Lastly, we make the easy decision to give Betsy a raise. It’s important she knows how much her help means to us and that we are not transitioning away from her. We need her.
We call the representative back and schedule a follow-up meeting two days later.
Carolyn arrives promptly at 3:00 pm. She asks the questions she said that she would. Mom veers off-course a few times because she doesn’t understand, but Carolyn is patient and clearly familiar with the behavior. She is encouraging and said more than once “I should be your person, Miss Ginny, I like art and I love to shop” and we all laugh. She has a great touch with the elderly and I am impressed. Her questions become more and more focused as she circled in on what mom is all about. I have high hopes she can find a good match.
I follow-up with a few questions including billing. I inquire if they are able to split every bill and put the charges on two credit cards, but that isn’t possible. I’m just not keen on writing a lot of checks.
We conclude that the best approach to pay the bills will be to alternate an online payment.

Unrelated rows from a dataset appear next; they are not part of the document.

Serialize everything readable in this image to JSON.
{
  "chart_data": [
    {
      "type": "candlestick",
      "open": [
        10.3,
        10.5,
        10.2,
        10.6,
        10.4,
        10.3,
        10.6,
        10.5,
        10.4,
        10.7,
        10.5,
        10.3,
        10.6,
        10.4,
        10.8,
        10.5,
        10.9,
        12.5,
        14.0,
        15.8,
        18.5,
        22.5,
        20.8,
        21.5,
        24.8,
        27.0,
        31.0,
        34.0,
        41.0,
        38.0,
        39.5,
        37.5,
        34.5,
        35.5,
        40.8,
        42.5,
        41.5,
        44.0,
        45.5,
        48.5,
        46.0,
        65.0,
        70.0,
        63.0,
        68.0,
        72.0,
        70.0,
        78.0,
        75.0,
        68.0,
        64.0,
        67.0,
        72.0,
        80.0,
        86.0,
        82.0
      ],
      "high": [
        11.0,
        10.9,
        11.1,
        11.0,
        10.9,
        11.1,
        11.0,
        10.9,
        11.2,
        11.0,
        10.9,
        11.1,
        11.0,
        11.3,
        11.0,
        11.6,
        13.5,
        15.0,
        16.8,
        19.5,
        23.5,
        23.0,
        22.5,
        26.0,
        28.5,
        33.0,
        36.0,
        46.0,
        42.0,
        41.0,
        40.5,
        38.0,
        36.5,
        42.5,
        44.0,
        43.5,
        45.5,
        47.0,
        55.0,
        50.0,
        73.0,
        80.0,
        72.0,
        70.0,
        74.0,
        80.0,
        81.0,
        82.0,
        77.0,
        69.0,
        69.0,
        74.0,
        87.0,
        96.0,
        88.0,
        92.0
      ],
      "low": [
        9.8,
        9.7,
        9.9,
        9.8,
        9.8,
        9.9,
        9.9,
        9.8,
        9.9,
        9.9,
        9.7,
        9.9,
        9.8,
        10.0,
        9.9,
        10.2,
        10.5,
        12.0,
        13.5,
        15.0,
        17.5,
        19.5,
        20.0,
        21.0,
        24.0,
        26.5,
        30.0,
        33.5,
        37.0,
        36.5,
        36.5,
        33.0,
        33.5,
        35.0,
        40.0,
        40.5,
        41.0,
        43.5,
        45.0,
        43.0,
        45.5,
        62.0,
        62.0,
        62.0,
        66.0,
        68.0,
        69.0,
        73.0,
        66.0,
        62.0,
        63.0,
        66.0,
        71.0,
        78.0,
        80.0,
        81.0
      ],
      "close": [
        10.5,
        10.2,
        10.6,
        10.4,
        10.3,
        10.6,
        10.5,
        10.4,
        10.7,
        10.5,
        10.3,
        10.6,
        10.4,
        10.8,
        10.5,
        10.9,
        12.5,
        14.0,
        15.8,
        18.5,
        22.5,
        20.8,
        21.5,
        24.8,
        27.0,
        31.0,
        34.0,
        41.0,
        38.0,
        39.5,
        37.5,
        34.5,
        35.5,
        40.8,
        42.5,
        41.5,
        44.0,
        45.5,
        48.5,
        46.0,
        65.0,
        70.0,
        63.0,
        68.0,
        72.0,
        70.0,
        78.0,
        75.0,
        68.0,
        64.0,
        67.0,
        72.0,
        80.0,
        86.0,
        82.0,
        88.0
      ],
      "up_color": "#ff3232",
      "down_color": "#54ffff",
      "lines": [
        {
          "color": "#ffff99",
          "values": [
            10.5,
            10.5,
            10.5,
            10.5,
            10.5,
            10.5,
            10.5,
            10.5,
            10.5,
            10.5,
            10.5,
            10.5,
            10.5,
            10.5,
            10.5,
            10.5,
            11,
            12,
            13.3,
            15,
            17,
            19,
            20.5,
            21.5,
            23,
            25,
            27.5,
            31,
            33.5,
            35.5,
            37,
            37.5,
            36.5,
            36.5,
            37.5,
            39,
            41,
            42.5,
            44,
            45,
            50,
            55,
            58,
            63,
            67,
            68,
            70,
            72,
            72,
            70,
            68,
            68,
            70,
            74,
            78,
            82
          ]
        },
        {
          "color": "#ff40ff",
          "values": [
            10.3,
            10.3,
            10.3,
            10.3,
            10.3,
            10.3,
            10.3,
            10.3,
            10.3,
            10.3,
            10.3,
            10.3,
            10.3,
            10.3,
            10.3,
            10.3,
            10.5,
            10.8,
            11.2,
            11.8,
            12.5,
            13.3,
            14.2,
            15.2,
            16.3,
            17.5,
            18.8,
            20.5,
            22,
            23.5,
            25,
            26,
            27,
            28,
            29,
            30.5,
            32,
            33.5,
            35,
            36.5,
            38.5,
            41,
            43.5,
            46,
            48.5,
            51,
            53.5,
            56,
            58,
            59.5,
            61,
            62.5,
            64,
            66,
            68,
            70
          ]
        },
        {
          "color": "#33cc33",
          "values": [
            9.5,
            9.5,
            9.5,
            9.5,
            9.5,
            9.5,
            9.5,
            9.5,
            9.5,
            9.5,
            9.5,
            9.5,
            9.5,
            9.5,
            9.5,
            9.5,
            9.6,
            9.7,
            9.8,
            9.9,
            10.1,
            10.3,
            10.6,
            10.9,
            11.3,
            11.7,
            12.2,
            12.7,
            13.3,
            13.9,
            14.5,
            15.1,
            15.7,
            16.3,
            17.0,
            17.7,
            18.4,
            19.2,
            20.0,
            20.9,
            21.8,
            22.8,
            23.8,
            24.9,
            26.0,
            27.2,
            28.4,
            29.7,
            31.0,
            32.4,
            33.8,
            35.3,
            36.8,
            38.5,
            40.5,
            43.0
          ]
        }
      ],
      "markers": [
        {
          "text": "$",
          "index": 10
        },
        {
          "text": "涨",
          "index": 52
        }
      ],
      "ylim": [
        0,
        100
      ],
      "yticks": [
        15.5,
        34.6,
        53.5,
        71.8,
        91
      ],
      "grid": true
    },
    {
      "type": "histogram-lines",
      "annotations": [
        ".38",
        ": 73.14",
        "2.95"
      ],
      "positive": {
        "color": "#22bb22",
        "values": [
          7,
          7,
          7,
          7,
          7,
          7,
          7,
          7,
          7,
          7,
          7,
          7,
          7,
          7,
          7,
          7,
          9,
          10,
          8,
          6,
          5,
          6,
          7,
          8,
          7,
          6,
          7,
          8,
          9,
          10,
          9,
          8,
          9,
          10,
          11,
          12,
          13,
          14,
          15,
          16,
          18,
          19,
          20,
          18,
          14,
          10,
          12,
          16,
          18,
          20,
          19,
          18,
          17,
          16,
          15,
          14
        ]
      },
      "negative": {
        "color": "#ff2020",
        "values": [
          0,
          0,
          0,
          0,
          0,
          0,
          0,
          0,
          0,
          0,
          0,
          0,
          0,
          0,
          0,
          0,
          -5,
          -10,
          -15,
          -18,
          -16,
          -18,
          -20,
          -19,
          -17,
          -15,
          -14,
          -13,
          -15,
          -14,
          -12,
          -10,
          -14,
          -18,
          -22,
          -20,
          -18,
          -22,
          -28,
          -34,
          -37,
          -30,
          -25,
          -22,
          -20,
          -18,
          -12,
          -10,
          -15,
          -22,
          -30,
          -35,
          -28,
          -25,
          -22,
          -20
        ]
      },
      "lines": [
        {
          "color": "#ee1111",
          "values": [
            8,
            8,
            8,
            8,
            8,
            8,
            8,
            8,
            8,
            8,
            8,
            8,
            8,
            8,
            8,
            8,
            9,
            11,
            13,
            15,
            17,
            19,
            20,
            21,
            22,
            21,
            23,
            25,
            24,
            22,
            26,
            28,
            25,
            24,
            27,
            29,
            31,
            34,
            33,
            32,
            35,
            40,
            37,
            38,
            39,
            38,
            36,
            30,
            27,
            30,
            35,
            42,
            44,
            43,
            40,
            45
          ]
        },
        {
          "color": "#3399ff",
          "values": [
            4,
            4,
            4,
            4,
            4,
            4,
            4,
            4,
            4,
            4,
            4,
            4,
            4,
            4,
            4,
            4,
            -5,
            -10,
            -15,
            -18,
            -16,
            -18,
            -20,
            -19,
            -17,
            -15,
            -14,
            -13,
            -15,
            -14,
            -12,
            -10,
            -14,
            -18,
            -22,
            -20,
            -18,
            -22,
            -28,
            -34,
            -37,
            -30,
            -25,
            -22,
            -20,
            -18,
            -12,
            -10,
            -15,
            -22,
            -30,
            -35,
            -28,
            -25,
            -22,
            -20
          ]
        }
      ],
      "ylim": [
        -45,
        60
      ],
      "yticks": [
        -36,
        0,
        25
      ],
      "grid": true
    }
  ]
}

Hailey and I will receive invoices by e-mail, and I will make a designated online payment for that bill and she will pay the next etc.
They also have an online space where family can read the caregivers’ notes and make our own comments. When I receive the link, it is labeled “Family Room for Ginny XYZ.” I have to admit I’m feeling good about this development. My intuition is telling me we are doing the right thing.
Thanks for following this long three-part series on this topic. I was only trying to show how ideas and decisions about moving or not moving a parent take time and are not linear. They criss cross and stop at dead ends. There’s a ton of second guessing. The bottom line? We do the best we can.